When it comes to matters of web development and SEO, I’d like to think that more often than not I make the right decisions. When I am wrong, I’d also like to think I learn from the experience, minimize the damage, and apply it to the future.
Of course, that’s assuming that being wrong is a bad thing.
Last summer, when we first committed to developing the Detailed Image shopping cart ourselves, we had an array of potential features that we had to pear down before launching. If we didn’t, we’d have spent six months doing what we needed to take three. The majority of the most important features made the cut, and it was easy to wait upon the rest…except for one that really sparked some discussion: packages.

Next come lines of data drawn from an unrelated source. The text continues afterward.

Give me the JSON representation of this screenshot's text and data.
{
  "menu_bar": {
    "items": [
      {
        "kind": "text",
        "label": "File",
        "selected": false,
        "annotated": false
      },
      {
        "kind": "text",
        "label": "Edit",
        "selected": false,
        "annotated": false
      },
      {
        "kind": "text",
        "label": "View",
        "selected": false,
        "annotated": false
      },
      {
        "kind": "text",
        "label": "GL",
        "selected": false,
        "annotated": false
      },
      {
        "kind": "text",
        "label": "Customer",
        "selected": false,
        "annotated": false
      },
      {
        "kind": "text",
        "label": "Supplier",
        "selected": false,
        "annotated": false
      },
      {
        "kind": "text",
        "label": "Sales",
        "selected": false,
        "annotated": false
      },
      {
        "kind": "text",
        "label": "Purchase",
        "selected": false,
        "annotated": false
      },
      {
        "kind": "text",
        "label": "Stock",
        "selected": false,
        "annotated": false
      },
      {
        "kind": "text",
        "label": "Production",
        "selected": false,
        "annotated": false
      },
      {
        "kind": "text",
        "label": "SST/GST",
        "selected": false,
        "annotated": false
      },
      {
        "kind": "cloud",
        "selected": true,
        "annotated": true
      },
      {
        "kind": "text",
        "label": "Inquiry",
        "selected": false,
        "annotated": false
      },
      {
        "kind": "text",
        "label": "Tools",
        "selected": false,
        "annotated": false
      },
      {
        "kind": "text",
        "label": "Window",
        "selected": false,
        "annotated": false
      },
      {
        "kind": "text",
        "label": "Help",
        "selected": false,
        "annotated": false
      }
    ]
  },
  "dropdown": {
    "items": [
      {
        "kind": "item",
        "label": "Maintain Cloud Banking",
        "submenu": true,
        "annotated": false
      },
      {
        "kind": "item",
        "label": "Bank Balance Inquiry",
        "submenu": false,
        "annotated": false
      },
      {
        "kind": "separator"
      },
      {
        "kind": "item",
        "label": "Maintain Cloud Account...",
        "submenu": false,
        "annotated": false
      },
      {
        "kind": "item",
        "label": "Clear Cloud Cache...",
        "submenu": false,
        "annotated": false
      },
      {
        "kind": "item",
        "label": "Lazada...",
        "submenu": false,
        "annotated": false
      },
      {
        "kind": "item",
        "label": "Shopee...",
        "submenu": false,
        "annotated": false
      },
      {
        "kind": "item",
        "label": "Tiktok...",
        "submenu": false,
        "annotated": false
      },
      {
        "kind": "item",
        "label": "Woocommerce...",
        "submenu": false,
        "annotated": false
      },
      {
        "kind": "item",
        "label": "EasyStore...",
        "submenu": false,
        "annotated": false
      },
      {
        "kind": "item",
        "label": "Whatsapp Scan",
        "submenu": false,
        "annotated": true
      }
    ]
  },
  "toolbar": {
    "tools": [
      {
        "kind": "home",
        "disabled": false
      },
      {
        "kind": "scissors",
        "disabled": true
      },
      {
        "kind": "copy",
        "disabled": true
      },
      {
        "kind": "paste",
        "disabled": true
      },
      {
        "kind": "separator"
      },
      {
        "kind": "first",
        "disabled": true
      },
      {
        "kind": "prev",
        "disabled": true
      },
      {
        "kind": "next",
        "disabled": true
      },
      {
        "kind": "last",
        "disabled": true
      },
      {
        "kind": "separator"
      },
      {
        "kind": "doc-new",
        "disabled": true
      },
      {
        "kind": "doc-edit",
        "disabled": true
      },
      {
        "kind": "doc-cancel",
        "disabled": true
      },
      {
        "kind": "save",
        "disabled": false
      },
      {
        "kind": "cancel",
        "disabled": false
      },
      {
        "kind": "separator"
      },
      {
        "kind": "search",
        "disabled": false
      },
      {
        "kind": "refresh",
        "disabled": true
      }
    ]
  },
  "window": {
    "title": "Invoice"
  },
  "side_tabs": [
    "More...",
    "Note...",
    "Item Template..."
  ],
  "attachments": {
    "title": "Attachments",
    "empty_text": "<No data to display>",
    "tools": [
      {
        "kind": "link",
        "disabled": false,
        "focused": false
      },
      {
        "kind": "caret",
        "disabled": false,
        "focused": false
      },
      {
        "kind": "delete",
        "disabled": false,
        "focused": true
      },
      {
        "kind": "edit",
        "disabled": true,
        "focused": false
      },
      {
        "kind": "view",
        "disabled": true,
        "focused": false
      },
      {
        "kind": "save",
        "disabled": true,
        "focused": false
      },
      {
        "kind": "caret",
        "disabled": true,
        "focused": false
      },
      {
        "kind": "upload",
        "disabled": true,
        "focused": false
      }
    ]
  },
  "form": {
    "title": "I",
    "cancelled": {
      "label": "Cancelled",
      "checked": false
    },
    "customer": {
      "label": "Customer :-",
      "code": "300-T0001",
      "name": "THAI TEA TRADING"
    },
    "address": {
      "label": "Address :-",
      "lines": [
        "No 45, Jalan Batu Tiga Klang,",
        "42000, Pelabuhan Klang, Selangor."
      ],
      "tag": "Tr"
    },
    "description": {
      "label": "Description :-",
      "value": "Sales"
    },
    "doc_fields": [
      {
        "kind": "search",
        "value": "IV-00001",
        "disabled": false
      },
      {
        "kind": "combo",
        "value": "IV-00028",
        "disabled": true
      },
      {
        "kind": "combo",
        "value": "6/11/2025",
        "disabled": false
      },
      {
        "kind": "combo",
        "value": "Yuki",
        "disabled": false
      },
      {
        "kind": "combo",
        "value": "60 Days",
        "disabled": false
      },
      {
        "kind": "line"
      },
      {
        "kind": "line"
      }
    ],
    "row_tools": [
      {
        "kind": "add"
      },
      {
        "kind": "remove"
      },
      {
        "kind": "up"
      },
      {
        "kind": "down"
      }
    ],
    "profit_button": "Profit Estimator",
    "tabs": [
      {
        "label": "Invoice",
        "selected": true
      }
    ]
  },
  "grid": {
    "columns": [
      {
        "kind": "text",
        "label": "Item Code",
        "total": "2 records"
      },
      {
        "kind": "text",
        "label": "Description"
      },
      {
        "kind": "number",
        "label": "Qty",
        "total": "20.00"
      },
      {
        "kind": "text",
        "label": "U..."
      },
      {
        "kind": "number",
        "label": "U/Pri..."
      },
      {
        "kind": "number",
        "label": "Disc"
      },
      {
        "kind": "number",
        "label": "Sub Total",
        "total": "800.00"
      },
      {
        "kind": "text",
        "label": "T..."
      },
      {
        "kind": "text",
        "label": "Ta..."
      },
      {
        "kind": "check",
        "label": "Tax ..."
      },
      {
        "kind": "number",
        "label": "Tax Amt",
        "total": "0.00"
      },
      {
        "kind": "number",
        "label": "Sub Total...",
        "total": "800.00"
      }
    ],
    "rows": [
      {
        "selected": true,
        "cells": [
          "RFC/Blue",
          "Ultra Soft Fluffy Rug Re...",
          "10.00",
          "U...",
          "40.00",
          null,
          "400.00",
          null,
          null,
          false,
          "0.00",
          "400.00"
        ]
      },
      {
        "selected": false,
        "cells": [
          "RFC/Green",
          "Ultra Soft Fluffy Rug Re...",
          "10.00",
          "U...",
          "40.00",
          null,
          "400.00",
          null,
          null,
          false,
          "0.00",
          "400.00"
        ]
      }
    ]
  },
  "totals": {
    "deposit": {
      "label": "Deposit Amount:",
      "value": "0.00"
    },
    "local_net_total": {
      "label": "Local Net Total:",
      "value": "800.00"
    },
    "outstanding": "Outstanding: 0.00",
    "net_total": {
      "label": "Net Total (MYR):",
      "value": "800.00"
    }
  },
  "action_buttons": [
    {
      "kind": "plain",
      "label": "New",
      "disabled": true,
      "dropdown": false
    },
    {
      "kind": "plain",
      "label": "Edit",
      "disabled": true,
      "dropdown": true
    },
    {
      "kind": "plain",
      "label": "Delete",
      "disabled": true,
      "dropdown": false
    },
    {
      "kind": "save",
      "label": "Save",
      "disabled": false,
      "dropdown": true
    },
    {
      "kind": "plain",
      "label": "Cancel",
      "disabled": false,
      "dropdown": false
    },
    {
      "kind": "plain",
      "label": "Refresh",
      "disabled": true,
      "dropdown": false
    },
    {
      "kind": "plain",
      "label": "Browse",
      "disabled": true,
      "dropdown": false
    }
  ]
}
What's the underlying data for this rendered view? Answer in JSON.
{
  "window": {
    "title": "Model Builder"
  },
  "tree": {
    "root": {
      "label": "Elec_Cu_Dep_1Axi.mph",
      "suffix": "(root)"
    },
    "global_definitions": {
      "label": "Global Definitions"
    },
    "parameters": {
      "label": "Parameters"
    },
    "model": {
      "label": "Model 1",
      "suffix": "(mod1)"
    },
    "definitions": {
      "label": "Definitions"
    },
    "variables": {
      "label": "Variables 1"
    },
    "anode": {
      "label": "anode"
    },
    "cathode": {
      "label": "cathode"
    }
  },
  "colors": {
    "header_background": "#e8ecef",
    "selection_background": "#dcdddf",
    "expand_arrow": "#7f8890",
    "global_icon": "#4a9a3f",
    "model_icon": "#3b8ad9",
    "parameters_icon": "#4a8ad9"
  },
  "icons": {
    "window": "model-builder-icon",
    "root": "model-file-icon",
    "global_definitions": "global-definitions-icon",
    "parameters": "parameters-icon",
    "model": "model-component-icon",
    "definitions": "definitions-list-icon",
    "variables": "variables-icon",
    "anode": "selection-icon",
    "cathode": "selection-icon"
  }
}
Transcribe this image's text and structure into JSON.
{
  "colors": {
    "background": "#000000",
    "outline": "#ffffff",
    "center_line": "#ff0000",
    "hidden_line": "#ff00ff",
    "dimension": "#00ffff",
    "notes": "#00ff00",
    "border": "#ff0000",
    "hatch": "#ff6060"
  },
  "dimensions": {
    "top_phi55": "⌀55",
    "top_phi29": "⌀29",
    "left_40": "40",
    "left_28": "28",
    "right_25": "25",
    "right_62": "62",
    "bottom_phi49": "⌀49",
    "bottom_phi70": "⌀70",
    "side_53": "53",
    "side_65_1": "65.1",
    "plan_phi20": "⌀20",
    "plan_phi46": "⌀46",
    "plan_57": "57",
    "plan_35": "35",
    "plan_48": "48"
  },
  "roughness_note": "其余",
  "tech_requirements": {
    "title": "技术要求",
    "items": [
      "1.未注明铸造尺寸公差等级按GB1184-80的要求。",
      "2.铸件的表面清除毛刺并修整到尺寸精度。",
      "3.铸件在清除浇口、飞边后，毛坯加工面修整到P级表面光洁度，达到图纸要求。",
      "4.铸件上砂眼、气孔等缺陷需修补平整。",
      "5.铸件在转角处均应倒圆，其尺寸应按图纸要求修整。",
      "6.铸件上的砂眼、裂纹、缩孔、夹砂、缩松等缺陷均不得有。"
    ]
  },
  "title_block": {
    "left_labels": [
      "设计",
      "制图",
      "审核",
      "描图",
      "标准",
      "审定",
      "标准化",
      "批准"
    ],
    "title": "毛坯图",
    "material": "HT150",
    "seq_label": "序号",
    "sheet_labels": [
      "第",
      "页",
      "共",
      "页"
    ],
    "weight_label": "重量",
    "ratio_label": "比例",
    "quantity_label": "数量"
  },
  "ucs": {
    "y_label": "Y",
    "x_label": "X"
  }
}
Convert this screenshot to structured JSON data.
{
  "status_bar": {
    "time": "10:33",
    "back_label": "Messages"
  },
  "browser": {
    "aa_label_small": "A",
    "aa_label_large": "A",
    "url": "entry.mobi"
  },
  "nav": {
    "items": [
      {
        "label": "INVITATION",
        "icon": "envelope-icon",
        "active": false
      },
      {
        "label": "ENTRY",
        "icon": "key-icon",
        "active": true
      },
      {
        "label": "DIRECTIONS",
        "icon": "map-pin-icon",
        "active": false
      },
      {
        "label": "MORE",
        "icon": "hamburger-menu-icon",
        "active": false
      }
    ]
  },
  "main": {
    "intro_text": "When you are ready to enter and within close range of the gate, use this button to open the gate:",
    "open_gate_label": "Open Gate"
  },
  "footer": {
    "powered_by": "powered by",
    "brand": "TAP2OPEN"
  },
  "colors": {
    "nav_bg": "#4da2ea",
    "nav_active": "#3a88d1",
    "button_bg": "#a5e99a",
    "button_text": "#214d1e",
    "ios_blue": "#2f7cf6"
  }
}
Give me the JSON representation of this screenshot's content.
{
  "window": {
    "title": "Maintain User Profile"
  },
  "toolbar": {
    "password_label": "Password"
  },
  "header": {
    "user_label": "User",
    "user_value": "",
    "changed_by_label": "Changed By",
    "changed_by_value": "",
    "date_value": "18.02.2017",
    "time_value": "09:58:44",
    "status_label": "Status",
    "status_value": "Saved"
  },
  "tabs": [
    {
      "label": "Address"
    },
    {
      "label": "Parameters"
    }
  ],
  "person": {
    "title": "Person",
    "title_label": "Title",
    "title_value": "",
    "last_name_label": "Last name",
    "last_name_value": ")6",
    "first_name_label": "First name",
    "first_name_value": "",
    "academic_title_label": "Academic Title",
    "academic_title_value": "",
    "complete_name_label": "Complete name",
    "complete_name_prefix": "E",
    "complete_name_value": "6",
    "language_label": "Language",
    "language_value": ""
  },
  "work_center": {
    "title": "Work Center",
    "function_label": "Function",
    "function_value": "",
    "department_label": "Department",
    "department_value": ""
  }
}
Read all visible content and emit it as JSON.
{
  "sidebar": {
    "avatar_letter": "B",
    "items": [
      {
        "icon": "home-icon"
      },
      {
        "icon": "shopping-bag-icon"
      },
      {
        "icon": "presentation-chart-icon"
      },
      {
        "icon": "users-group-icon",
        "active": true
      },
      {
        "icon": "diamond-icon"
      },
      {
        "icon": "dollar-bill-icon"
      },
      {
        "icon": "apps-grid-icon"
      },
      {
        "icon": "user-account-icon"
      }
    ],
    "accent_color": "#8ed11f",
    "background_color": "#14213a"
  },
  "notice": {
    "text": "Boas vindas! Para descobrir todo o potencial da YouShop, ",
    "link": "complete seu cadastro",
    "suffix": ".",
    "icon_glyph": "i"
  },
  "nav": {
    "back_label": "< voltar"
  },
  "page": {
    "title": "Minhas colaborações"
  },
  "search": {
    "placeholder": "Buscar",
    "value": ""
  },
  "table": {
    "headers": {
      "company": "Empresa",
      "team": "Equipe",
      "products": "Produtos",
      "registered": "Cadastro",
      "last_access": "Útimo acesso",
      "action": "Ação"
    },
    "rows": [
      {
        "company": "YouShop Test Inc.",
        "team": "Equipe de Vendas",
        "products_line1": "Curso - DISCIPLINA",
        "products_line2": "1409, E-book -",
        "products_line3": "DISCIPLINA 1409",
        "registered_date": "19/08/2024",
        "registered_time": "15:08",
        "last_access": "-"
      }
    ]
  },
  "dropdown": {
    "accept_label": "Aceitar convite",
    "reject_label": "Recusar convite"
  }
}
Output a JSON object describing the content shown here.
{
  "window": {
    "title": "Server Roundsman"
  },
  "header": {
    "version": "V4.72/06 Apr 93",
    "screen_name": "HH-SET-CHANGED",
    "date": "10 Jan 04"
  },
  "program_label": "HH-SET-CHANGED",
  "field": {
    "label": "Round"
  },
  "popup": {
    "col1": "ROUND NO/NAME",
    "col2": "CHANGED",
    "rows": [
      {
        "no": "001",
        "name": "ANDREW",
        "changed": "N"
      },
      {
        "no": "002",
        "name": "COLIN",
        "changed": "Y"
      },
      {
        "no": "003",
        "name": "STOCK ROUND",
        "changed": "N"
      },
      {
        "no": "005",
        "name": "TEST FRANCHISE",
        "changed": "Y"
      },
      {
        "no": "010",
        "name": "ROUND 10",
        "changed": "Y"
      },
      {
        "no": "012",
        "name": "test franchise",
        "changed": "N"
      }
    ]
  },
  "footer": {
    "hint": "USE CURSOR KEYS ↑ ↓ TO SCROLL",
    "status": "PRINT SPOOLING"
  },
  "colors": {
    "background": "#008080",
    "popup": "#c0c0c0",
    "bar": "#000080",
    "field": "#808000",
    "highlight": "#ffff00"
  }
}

My rationale was that there was no need to have pre-made packages for people if we had our dynamic upsell system. So we launched in September without packages, and eventually added them in January. I spent less than a day programming the feature (the inventory management on the back end was what made it somewhat challenging), but for the most part I did it because George and Greg wanted it done…not because I really thought it would make a difference.
I was wrong. REALLY wrong. There isn’t a day that goes by where at least two packages don’t sell. That’s a big deal – take a look at the packages available: most are over $200, and some are close to $1k.
Kudos to my partners for pushing the feature. Hey, I guess if I’ve got to be wrong, it’s good to be wrong in a way that puts more money in our pockets.